Linear Classifiers¶

Interpreting Linear Classifiers¶

Important Note (Naive Interpretation of Linear Classifiers)

A linear classifier computes the score of a class as a weighted sum of all of its pixel values across all 3 of its color channels. The function has the capacity to like or dislike (the sign of each weight) certain colors at certain positions in the image. For instance, the “ship” class might be more likely if there is a lot of blue on the sides of an image. The “ship” classifier would then have a lot of positive weights across its blue channel weights, and negative weights in the red/green channels.

Image title — Mapping Images to Class Scores

Important Note (Analogy of Images as High-Dimensional Points.)

Since the images are stretched into high-dimensional column vectors, we can interpret each image as a single point in this space (e.g. each image in CIFAR-10 is a point in 3072-dimensional space of 32x32x3 pixels).

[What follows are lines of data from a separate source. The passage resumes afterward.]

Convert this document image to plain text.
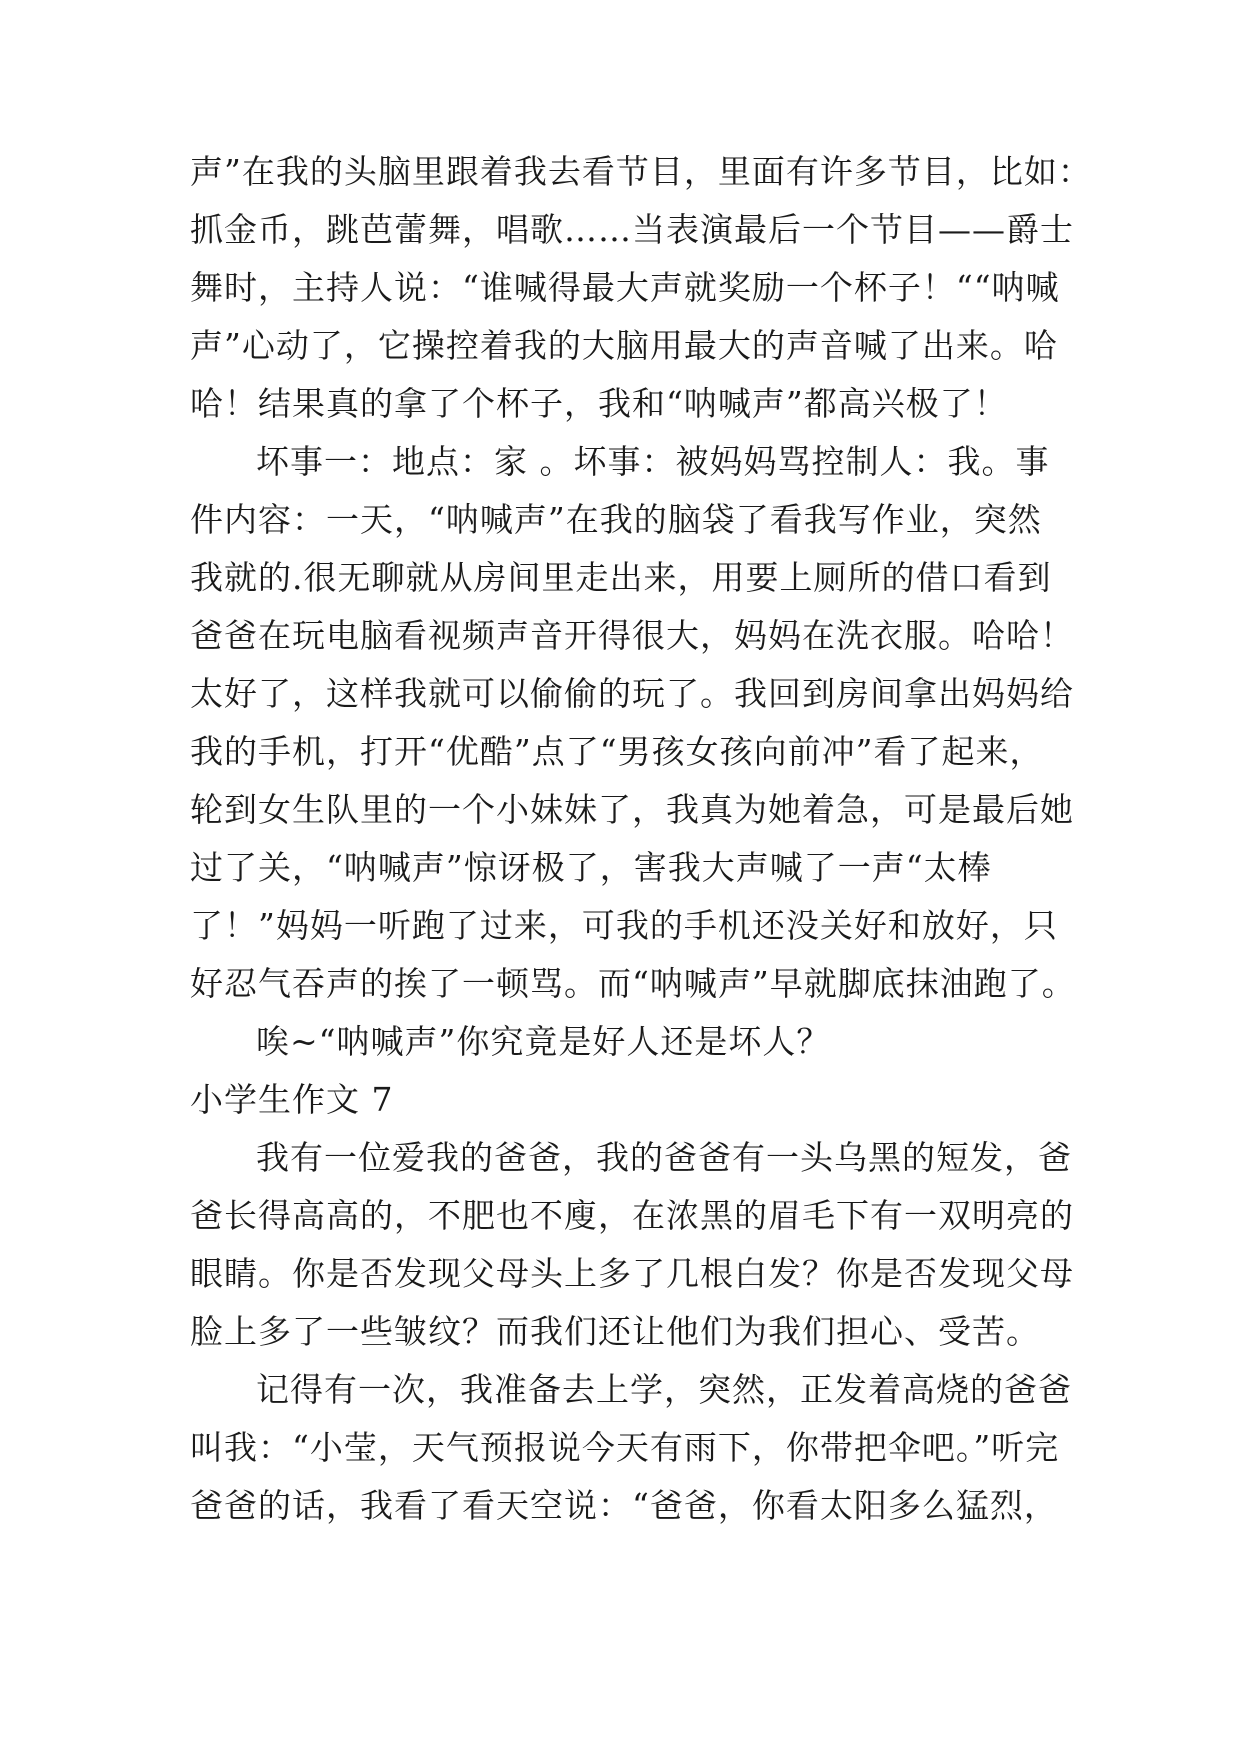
声”在我的头脑里跟着我去看节目，里面有许多节目，比如：
抓金币，跳芭蕾舞，唱歌……当表演最后一个节目——爵士
舞时，主持人说：“谁喊得最大声就奖励一个杯子！““呐喊
声”心动了，它操控着我的大脑用最大的声音喊了出来。哈
哈！结果真的拿了个杯子，我和“呐喊声”都高兴极了！
坏事一：地点：家 。坏事：被妈妈骂控制人：我。事
件内容：一天，“呐喊声”在我的脑袋了看我写作业，突然
我就的.很无聊就从房间里走出来，用要上厕所的借口看到
爸爸在玩电脑看视频声音开得很大，妈妈在洗衣服。哈哈！
太好了，这样我就可以偷偷的玩了。我回到房间拿出妈妈给
我的手机，打开“优酷”点了“男孩女孩向前冲”看了起来，
轮到女生队里的一个小妹妹了，我真为她着急，可是最后她
过了关，“呐喊声”惊讶极了，害我大声喊了一声“太棒
了！”妈妈一听跑了过来，可我的手机还没关好和放好，只
好忍气吞声的挨了一顿骂。而“呐喊声”早就脚底抹油跑了。
唉~“呐喊声”你究竟是好人还是坏人？
小学生作文 7
我有一位爱我的爸爸，我的爸爸有一头乌黑的短发，爸
爸长得高高的，不肥也不廋，在浓黑的眉毛下有一双明亮的
眼睛。你是否发现父母头上多了几根白发？你是否发现父母
脸上多了一些皱纹？而我们还让他们为我们担心、受苦。
记得有一次，我准备去上学，突然，正发着高烧的爸爸
叫我：“小莹，天气预报说今天有雨下，你带把伞吧。”听完
爸爸的话，我看了看天空说：“爸爸，你看太阳多么猛烈，
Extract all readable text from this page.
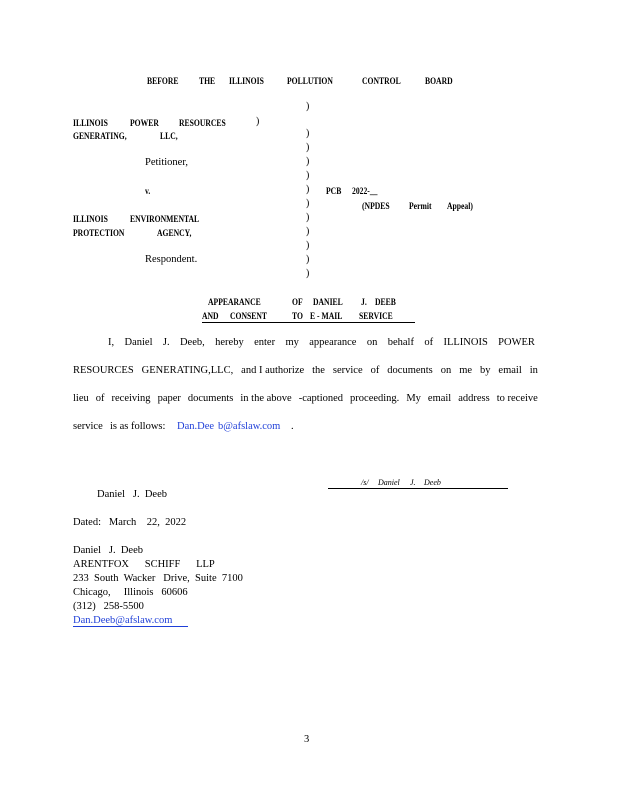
BEFORE THE ILLINOIS	POLLUTION	CONTROL	BOARD
ILLINOIS POWER RESOURCES	)
GENERATING,	LLC,
Petitioner,
v.
ILLINOIS ENVIRONMENTAL
PROTECTION	AGENCY,
Respondent.
)
)
)
)
)
)
)
)
)
)
)
)
PCB 2022-__
(NPDES Permit Appeal)
APPEARANCE	OF DANIEL J. DEEB
AND CONSENT	TO E - MAIL SERVICE
I, Daniel J. Deeb, hereby enter my appearance on behalf of ILLINOIS POWER
RESOURCES GENERATING,LLC, and I authorize the service of documents on me by email in
lieu of receiving paper documents in the above -captioned proceeding. My email address to receive
service is as follows: Dan.Dee b@afslaw.com .
/s/ Daniel J. Deeb
Daniel   J.  Deeb
Dated:   March    22,  2022
Daniel   J.  Deeb
ARENTFOX      SCHIFF      LLP
233  South  Wacker   Drive,  Suite  7100
Chicago,     Illinois   60606
(312)   258-5500
Dan.Deeb@afslaw.com
3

Since we defined the score of each class as a weighted sum of all image pixels, each class score is a linear function over this space. We cannot visualize 3072-dimensional spaces, but if we imagine squashing all those dimensions into only two dimensions, then we can try to visualize what the classifier might be doing:

Using the example of the car classifier (in red), the red line shows all points in the space that get a score of zero for the car class. The red arrow shows the direction of increase, so all points to the right of the red line have positive (and linearly increasing) scores, and all points to the left have a negative (and linearly decreasing) scores.

Important Note (Interpretation of Linear Classifiers as Template Matching)

Another interpretation for the weights \(\mathbf{W}\) is that each row of \(\mathbf{W}\) corresponds to a template for one of the classes. The score of each class for an image is then obtained by comparing each template with the image using dot product one by one to find the one that “fits” best. With this terminology, the linear classifier is doing template matching, where the templates are learned.

Another way to think of it is that we are still effectively doing Nearest Neighbor, but instead of having thousands of training images we are only using a single image per class (although we will learn it, and it does not necessarily have to be one of the images in the training set), and we use the (negative) inner product as the distance instead of the L1 or L2 distance.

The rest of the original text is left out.